Al escuchar estas palabras se me cortó la respiración y se me hizo un gran nudo en la garganta. ¡Así que Laüme conocía mi secreto! La revelación me trastornó hasta tal punto que me quedé mudo. Paralizado, mi único movimiento fue dejar caer el mentón. Me sentí como un forajido que, después de una larga huida, acaba en un callejón sin salida y debe resignarse a su suerte.

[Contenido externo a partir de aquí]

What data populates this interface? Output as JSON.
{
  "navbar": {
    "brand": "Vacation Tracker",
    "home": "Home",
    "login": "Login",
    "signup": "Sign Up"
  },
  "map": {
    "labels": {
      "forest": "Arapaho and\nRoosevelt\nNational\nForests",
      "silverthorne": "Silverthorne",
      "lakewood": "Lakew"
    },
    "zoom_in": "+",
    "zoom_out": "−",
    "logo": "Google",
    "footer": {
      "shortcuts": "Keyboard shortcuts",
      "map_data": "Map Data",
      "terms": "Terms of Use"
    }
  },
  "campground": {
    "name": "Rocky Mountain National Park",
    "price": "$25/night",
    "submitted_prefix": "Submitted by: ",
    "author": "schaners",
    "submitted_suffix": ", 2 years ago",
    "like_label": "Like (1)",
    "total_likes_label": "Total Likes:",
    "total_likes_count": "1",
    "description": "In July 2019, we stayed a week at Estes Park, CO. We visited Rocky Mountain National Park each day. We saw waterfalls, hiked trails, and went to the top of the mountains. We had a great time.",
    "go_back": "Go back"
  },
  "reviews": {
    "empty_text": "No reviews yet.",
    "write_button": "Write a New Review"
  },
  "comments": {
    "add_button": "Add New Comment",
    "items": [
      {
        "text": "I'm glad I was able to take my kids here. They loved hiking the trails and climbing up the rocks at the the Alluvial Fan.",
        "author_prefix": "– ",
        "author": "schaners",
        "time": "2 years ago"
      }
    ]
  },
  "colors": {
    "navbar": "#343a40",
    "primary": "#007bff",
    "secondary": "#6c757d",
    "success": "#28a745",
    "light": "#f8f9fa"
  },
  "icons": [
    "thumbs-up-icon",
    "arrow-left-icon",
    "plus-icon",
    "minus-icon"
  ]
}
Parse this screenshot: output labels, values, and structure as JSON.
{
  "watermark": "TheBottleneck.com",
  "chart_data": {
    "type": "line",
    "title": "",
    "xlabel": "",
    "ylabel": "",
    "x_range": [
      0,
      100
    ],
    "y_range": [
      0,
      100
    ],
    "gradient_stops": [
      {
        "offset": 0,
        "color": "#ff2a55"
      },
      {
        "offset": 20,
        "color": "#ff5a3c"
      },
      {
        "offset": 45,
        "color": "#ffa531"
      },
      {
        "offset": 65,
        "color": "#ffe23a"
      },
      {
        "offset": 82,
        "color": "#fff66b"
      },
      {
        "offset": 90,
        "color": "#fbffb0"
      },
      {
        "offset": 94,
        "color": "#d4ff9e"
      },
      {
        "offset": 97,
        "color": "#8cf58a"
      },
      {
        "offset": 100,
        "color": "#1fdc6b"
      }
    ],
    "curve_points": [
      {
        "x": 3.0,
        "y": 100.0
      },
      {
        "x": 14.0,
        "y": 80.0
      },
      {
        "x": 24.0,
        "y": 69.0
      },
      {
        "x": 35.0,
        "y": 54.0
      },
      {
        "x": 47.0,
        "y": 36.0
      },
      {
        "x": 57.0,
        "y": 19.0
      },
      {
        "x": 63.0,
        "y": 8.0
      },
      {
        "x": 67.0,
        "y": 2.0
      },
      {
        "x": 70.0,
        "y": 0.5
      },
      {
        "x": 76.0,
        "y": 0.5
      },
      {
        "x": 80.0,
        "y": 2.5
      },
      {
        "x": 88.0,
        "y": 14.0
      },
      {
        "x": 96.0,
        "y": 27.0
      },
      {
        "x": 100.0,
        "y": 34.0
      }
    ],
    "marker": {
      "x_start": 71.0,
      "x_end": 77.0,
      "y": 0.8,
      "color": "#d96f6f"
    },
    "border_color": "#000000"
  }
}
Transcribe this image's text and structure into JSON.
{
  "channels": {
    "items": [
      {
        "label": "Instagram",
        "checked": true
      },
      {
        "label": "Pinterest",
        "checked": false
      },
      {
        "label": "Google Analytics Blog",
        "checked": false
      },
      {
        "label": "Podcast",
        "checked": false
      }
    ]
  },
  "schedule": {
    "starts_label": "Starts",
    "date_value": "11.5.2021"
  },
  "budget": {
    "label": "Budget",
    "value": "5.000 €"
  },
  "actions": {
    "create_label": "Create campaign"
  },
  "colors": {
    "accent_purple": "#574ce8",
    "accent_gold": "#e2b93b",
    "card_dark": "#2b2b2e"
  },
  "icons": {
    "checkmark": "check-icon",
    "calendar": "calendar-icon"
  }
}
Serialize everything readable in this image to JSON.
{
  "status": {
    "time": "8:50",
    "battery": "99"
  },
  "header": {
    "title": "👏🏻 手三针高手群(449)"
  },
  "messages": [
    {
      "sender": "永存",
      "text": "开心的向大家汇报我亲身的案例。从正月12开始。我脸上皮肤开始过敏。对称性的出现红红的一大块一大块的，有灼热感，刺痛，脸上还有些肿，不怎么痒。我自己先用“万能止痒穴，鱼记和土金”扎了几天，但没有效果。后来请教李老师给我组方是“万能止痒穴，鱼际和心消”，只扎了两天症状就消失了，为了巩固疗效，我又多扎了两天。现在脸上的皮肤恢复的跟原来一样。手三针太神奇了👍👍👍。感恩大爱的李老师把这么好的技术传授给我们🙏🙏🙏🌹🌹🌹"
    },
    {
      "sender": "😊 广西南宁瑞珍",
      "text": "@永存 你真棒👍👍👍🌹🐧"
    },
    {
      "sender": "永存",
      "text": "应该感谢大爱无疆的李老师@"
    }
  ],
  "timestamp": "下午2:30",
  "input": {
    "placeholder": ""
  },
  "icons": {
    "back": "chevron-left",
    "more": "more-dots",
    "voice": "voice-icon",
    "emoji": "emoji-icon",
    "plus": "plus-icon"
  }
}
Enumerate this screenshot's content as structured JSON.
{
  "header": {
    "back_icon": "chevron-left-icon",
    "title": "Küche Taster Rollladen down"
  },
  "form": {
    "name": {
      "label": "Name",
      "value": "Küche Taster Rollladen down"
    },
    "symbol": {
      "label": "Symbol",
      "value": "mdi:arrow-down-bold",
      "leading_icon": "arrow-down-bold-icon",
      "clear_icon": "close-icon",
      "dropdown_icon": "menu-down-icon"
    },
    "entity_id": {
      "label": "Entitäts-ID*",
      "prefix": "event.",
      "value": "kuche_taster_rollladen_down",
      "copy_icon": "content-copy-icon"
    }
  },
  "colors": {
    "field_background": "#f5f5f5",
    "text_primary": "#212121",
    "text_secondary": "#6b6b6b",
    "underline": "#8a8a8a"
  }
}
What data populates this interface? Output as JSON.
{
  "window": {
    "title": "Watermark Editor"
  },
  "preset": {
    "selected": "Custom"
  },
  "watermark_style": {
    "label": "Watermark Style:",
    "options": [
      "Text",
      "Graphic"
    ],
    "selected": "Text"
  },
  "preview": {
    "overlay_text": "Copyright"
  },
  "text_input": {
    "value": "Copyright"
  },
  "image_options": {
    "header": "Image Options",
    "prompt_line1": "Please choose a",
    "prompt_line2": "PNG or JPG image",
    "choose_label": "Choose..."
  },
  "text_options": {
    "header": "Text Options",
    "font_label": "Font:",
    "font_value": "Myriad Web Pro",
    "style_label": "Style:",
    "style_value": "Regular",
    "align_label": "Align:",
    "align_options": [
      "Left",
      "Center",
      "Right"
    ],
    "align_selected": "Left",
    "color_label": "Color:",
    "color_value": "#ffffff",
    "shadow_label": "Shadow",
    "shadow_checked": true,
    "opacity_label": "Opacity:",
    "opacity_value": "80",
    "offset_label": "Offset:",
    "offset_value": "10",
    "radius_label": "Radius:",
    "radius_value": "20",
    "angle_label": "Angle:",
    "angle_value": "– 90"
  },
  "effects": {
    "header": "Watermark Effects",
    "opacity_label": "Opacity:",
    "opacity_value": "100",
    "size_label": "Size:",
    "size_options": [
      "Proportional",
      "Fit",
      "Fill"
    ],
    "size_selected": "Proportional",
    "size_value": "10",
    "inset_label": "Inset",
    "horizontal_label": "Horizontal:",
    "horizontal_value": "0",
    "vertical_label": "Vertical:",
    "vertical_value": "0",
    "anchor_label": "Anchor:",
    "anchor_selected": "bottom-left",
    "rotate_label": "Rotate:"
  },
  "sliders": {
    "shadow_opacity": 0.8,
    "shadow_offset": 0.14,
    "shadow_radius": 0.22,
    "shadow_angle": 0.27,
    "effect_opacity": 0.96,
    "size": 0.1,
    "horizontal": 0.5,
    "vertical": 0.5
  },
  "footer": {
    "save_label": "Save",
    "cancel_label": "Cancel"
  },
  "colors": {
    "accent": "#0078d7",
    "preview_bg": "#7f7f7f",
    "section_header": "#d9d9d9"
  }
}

– Lo haré -acepté al fin en un murmullo.

Fue largo y complicado. Dramático y agotador. Dentro de mí se entabló una lucha moral que a punto estuvo de costarme la poca razón que me quedaba. Fuerza o debilidad, eso ya no tenía sentido. Todo se mezclaba, todos los valores se pervertían. Ya no había bien ni mal, sino un océano de caos donde todas las cosas podían invertirse a cada instante… Ya no se trataba de seguir una moral determinada, ni siquiera de complacer a Laüme para seducirla. En aquel preciso momento, estaba en juego mi propia supervivencia, y ésta pasaba por la muerte de dos inocentes. ¿Y qué importaba? Yo mismo había pensado contratar a un sicario para deshacerme de la chica. ¿Qué diferencia habría si fuera yo mismo quien blandiera el cuchillo? ¿Y el niño? ¿Para qué dejarlo vivir? ¿No era mejor quitarle la vida que abandonarlo al orfelinato como me había propuesto hacer? Esa criatura era fruto de una unión fortuita, el fruto insípido de mi inexperiencia, el fruto podrido de mi debilidad. ¿Que Laüme quería convertirme en un asesino? Yo ya lo era desde hacía mucho tiempo. Incluso me habían colgado por ello. A mí, que había entregado a un ejército de ratas a mi padre y a mis hermanas indefensos, ¿qué me importaba añadir un suplemento a mis víctimas?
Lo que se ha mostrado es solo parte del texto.